Personal details
- Born: 1909 Lar, Uttar Pradesh, British India
- Died: 27 February 1975 (aged 65–66) Karachi, Pakistan
- Profession: civil servant

= Zafrul Ahsan Lari =

Pakistani civil servant (1909–1975)

Zafrul Ahsan Lari (1909 – 27 February 1975) was an ICS (Punjab Cadre) Administrator of 1934 batch. He faced challenges in his civil service career. Particularly, he worked during Partition of India (1947) at a senior level when civil administration and government in Punjab were under stress due to the influx of refugees from the Indian side of Punjab, providing stability to the civil service run the newly born country Pakistan.

==Early life==
Zafrul Ahsan Lari was born in 1909 at Lar, Gorakhpur district, United Provinces, India. He was born to parents (Father Abdus Shakoor) who belonged to the historic local Muslim community Iraqi Biradari.
He received a B.A. in English literature from Allahabad University in 1930 and was appointed on probation to teach English Literature at Allahabad University for more than one year. Afterward, he fulfilled the U.P. civil service requirement serving the state government in Aligarh for a short time from February 1933 to July 1934.

==Career==
Zafrul Ahsan Lari passed the Indian civil service examination that took place in Delhi in January 1934. He completed his probationary year of service at St John's College, Oxford and joined the Indian Civil Service in 1934 under the British government in India. He returned to India and was appointed low-level district administrator(s), to get on-field administrative experience, serving the Punjab government until he reached the Deputy Commissioner position in Jhelum (1946). Punjab government appointed him Additional Deputy Commissioner on 11 August 1947 and promoted him Deputy Commissioner, Lahore, on Independence Day (14 August 1947) for looking into refugee camps and refugee rehabilitation issues when Lahore was an uninhabitable place. He had received an additional charge as Chairman of the Lahore Improvement Trust on 1 September 1947, to rebuild Lahore. He rebuilt the burnt-out Shah Almi in the old town by widening the road and developed new areas like Gulberg and Samanabad, to cater to the influx of population.

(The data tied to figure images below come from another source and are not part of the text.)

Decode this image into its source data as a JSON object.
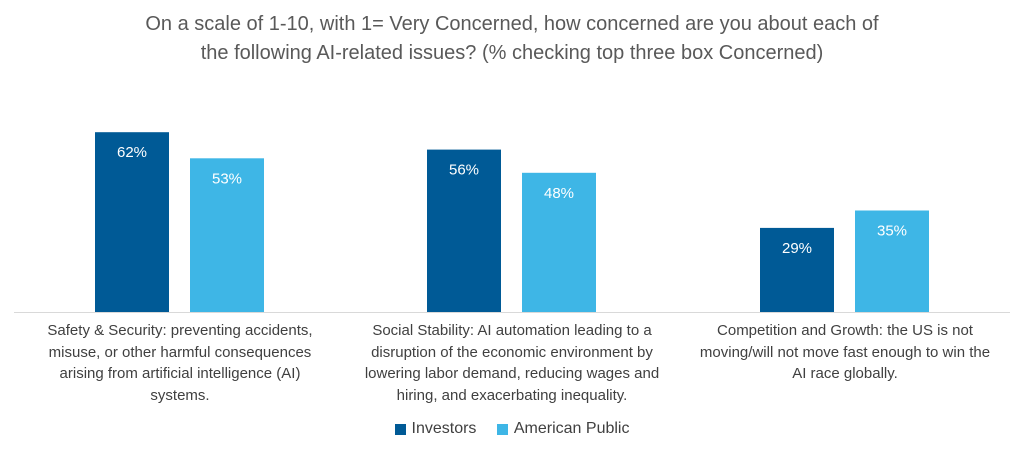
{
  "chart_data": {
    "type": "bar",
    "title_lines": [
      "On a scale of 1-10, with 1= Very Concerned, how concerned are you about each of",
      "the following AI-related issues? (% checking top three box Concerned)"
    ],
    "categories": [
      "Safety & Security: preventing accidents, misuse, or other harmful consequences arising from artificial intelligence (AI) systems.",
      "Social Stability: AI automation leading to a disruption of the economic environment by lowering labor demand, reducing wages and hiring, and exacerbating inequality.",
      "Competition and Growth: the US is not moving/will not move fast enough to win the AI race globally."
    ],
    "category_lines": [
      [
        "Safety & Security: preventing accidents,",
        "misuse, or other harmful consequences",
        "arising from artificial intelligence (AI)",
        "systems."
      ],
      [
        "Social Stability: AI automation leading to a",
        "disruption of the economic environment by",
        "lowering labor demand, reducing wages and",
        "hiring, and exacerbating inequality."
      ],
      [
        "Competition and Growth: the US is not",
        "moving/will not move fast enough to win the",
        "AI race globally."
      ]
    ],
    "series": [
      {
        "name": "Investors",
        "values": [
          62,
          56,
          29
        ],
        "color": "#005a96"
      },
      {
        "name": "American Public",
        "values": [
          53,
          48,
          35
        ],
        "color": "#3eb6e6"
      }
    ],
    "value_suffix": "%",
    "ylim": [
      0,
      70
    ],
    "grid": false,
    "legend_position": "bottom"
  }
}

Toward the end of 1946, the 20-year-old Punjab government dominated by the Unionist party was replaced by the Pakistan Muslim League as a result of new elections in 1946. Two years later on 26 May 1949 when the new Punjab government/or governor appointed him the chairman of the Thal Development Authority on 26 May 1949, he created new cities called Jauharabad, Quaidabad, and Liaquatabad by granting land to anyone who was prepared to settle and work there, thus drawing them away from old towns which were being choked by the influx of refugees.

Zafrul Ahsan laid the foundation of PIA after he was appointed the first managing director of PIA by the government of Pakistan in 1956. He worked relentlessly toward creating a functional national airline and in his 4-year tenure got the ball rolling and set the shape of things to come. The PIA Head Office building at Karachi Airport, which houses all the major departments of the airline, was the brainchild of Mr. Zafar-ul-Ahsan.

President Sikandar Mirza abrogated the Constitution, dissolved the National and Provincial Assemblies, and declared Martial Law, on 7 October 1958. After the Martial Law, he retired from the civil service job in Pakistan. Not only did the ICS and CSP officers facilitate development, but they also took a leadership role in economic and urban planning. Mr. Zafar-ul-Ahsan Lari is an example, an ICS officer who, after retirement, turned into a patriotic entrepreneur. He built the first Soda Ash factory in Pakistan. Before retirement, he was also instrumental in setting up the Pakistan as mentioned above International Airlines (PIA) from scratch.

==See also==
- Nasreen Jalil, Pakistani senator
- Yasmeen Lari, the first female architect in Pakistan

==Death==
Lari died in Karachi on 27 February 1975.